Il nuovo disco di Nicola Manzan, in arte Bologna Violenta, si chiama Discordia (Overdrive Records) e non potrebbe essere altrimenti, visto l’approccio bellicoso con cui Manzan affronta ogni suo lavoro. Discordia però, a confronto degli altri 4 album, è più accessibile, un grindcore più melodico: «È venuta a mancare la parte di me che dice: devi dare più fastidio! Stavolta mi sono lasciato andare sul fronte melodico, cercando di scrivere delle partiture per gli archi che non fossero un semplice accompagnamento, ma che avessero un senso senza gli altri strumenti. Questo anche grazie all’intervento di Alessandro Vagnoni, batterista e polistrumentista che ha scritto e registrato le batterie su cui poi io ho costruito i pezzi del disco. Ovviamente il fatto che la parte ritmica sia scritta da un batterista fa sì che, nonostante tutto, i pezzi siano più inquadrabili. Prima regnava una sorta di caos ritmico che probabilmente capivo solo io!».

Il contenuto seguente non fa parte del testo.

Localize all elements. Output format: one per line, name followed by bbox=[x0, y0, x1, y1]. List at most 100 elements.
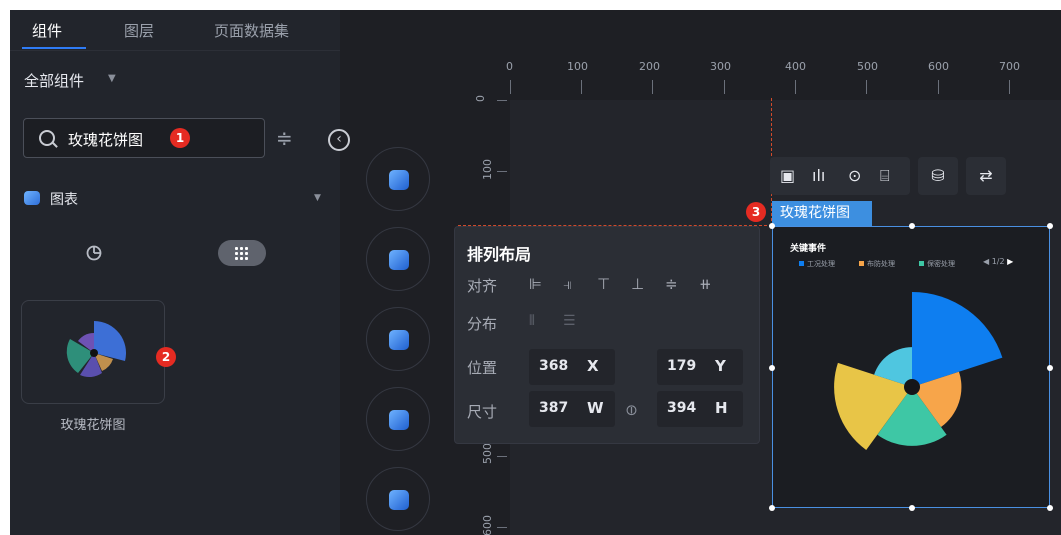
chart-category-icon bbox=[24, 191, 40, 205]
legend-item[interactable]: 工况处理 bbox=[799, 259, 835, 269]
ruler-tick bbox=[724, 80, 725, 94]
chart-title: 关键事件 bbox=[790, 244, 827, 254]
app-window: 组件 图层 页面数据集 全部组件 ▼ 1 ≑ 图表 ▼ bbox=[10, 10, 1061, 535]
all-components-dropdown[interactable]: 全部组件 bbox=[24, 70, 84, 91]
resize-handle[interactable] bbox=[769, 505, 775, 511]
ruler-tick bbox=[652, 80, 653, 94]
align-bottom-icon[interactable]: ⊥ bbox=[631, 275, 644, 293]
align-label: 对齐 bbox=[467, 277, 498, 295]
misc-component-icon bbox=[389, 490, 409, 510]
link-swap-button[interactable]: ⇄ bbox=[966, 157, 1006, 195]
legend-label: 布防处理 bbox=[867, 260, 895, 268]
ruler-label: 600 bbox=[928, 60, 949, 73]
ruler-tick bbox=[497, 456, 507, 457]
align-center-vertical-icon[interactable]: ≑ bbox=[665, 275, 678, 293]
legend-swatch bbox=[919, 261, 924, 266]
height-label: H bbox=[715, 399, 728, 417]
search-box[interactable]: 1 bbox=[23, 118, 265, 158]
widget-name-tag: 玫瑰花饼图 bbox=[772, 201, 872, 226]
tool-text-button[interactable] bbox=[366, 387, 430, 451]
size-width-value: 387 bbox=[539, 400, 569, 416]
ruler-label: 100 bbox=[481, 159, 494, 180]
database-icon: ⛁ bbox=[931, 166, 945, 185]
rose-pie-component-card[interactable]: 2 bbox=[21, 300, 176, 404]
ruler-tick bbox=[1009, 80, 1010, 94]
bar-chart-icon[interactable]: ılı bbox=[812, 157, 825, 195]
arrange-panel-title: 排列布局 bbox=[467, 245, 532, 264]
ruler-tick bbox=[510, 80, 511, 94]
tab-page-datasets[interactable]: 页面数据集 bbox=[214, 20, 289, 41]
legend-item[interactable]: 布防处理 bbox=[859, 259, 895, 269]
filter-icon[interactable]: ≑ bbox=[276, 128, 293, 148]
tab-components[interactable]: 组件 bbox=[32, 20, 62, 41]
caret-down-icon[interactable]: ▼ bbox=[314, 193, 321, 203]
ruler-label: 0 bbox=[474, 95, 487, 102]
ruler-tick bbox=[581, 80, 582, 94]
arrange-layout-panel: 排列布局 对齐 ⊫ ⫣ ⊤ ⊥ ≑ ⧺ 分布 ⫴ ☰ 位置 368 X 179 … bbox=[454, 226, 760, 444]
y-axis-label: Y bbox=[715, 357, 726, 375]
chart-icon bbox=[389, 170, 409, 190]
tab-divider bbox=[10, 50, 340, 51]
collapse-panel-button[interactable]: ‹ bbox=[328, 129, 350, 151]
search-icon bbox=[39, 130, 55, 146]
resize-handle[interactable] bbox=[1047, 365, 1053, 371]
tool-chart-button[interactable] bbox=[366, 147, 430, 211]
category-label: 图表 bbox=[50, 192, 78, 208]
link-aspect-icon[interactable]: ⊘ bbox=[620, 399, 642, 421]
legend-pager[interactable]: ◀ 1/2 ▶ bbox=[983, 257, 1013, 266]
position-y-field[interactable]: 179 Y bbox=[657, 349, 743, 385]
align-center-horizontal-icon[interactable]: ⧺ bbox=[699, 275, 712, 293]
size-height-value: 394 bbox=[667, 400, 697, 416]
width-label: W bbox=[587, 399, 604, 417]
pie-view-icon[interactable] bbox=[84, 242, 104, 262]
resize-handle[interactable] bbox=[909, 505, 915, 511]
ruler-tick bbox=[497, 171, 507, 172]
rose-pie-chart bbox=[834, 291, 1003, 450]
component-panel: 组件 图层 页面数据集 全部组件 ▼ 1 ≑ 图表 ▼ bbox=[10, 10, 340, 535]
chart-center-dot bbox=[904, 379, 920, 395]
ruler-label: 400 bbox=[785, 60, 806, 73]
resize-handle[interactable] bbox=[1047, 223, 1053, 229]
chart-config-icon[interactable]: ⌸ bbox=[880, 157, 890, 195]
resize-handle[interactable] bbox=[1047, 505, 1053, 511]
legend-swatch bbox=[799, 261, 804, 266]
legend-item[interactable]: 保密处理 bbox=[919, 259, 955, 269]
ruler-label: 300 bbox=[710, 60, 731, 73]
image-icon[interactable]: ▣ bbox=[780, 157, 795, 195]
grid-view-button[interactable] bbox=[218, 240, 266, 266]
align-right-icon[interactable]: ⫣ bbox=[563, 275, 572, 293]
widget-toolbar: ▣ ılı ⊙ ⌸ ⛁ ⇄ bbox=[770, 157, 1010, 197]
text-icon bbox=[389, 410, 409, 430]
tool-media-button[interactable] bbox=[366, 227, 430, 291]
ruler-label: 200 bbox=[639, 60, 660, 73]
ruler-tick bbox=[497, 527, 507, 528]
ruler-tick bbox=[938, 80, 939, 94]
legend-page-indicator: 1/2 bbox=[991, 257, 1005, 266]
distribute-horizontal-icon[interactable]: ⫴ bbox=[529, 313, 535, 329]
size-width-field[interactable]: 387 W bbox=[529, 391, 615, 427]
tab-layers[interactable]: 图层 bbox=[124, 20, 154, 41]
resize-handle[interactable] bbox=[909, 223, 915, 229]
tool-map-button[interactable] bbox=[366, 307, 430, 371]
link-swap-icon: ⇄ bbox=[979, 166, 993, 185]
distribute-vertical-icon[interactable]: ☰ bbox=[563, 313, 576, 329]
rose-pie-widget[interactable]: 关键事件 工况处理 布防处理 保密处理 ◀ 1/2 ▶ bbox=[769, 223, 1053, 511]
size-height-field[interactable]: 394 H bbox=[657, 391, 743, 427]
align-left-icon[interactable]: ⊫ bbox=[529, 275, 542, 293]
position-label: 位置 bbox=[467, 359, 498, 377]
target-icon[interactable]: ⊙ bbox=[848, 157, 861, 195]
resize-handle[interactable] bbox=[769, 223, 775, 229]
align-top-icon[interactable]: ⊤ bbox=[597, 275, 610, 293]
media-icon bbox=[389, 250, 409, 270]
active-tab-indicator bbox=[22, 47, 86, 49]
resize-handle[interactable] bbox=[769, 365, 775, 371]
x-axis-label: X bbox=[587, 357, 599, 375]
tool-other-button[interactable] bbox=[366, 467, 430, 531]
position-x-field[interactable]: 368 X bbox=[529, 349, 615, 385]
database-button[interactable]: ⛁ bbox=[918, 157, 958, 195]
size-label: 尺寸 bbox=[467, 403, 498, 421]
step-badge-2: 2 bbox=[156, 347, 176, 367]
ruler-label: 500 bbox=[481, 443, 494, 464]
caret-down-icon[interactable]: ▼ bbox=[108, 73, 116, 84]
category-charts[interactable]: 图表 ▼ bbox=[24, 188, 324, 210]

Discordia, come recita il comunicato stampa, ’è ispirato agli esseri umani che dedicano la propria vita a mettersi gli uni contro gli altri per avere poi un unico, comune finale: la morte’: «Quello che ho sempre cercato di fare è raccontare con la musica delle storie che riguardano in qualche modo gli esseri umani e il loro rapporto tra se stessi e il mondo. Da questo si arriva al loro comune denominatore, che è la morte, temuta dai più ed esorcizzata da molti. Partendo da questo presupposto non dovremmo far altro che gestire la vita nel modo più sereno possibile, senza prevaricare il prossimo e senza imporsi per chissà quale stupida ragione. Purtroppo in giro si vede un continuo «tutti contro tutti» anche nelle cose più banali, gente che si lamenta di continuo, litiga nei forum e cerca di fotterti senza pensare che, appunto, basta poco perché finisca tutto».

Quello di Nicola è un genere di nicchia che però raccoglie fan disparati di una scena che cerca di evolversi: «Il mio pubblico è abbastanza eterogeneo, ci sono parecchi giovani ai concerti, ma non mancano delle vecchie glorie dell’hardcore italico o chi segue le avanguardie contemporanee. Sono abbastanza chiuso nel mio mondo ma vedo gruppi validi in giro, con la mia etichetta ho aiutato di recente band che vanno dall’indierock al post-hardcore e che, a mio avviso, potrebbero tutte essere la ’next big thing’.

Il penultimo album, Uno Bianca, musicava in maniera struggente, quanto dura, le stragi della famigerata banda, un’operazione rischiosa: «È stato un disco che ha sconvolto parecchia gente. Già a partire dalla copertina si capiva che non ci sarei andato leggero, il racconto di fatti reali poi aggiunge una buona dose di orrore a una storia di per sé già terribile. La cosa più interessante è che in molti hanno scoperto quelle vicende proprio grazie al disco. Ovviamente alcuni, appena hanno sentito l’odore della polemica si sono buttati alzando un mezzo polverone senza senso. Se da un lato me l’aspettavo, dall’altra forse avevo sottovalutato le conseguenze delle mie scelte. È acqua passata, credo sia un disco che a due anni dalla sua uscita lascia ancora il segno».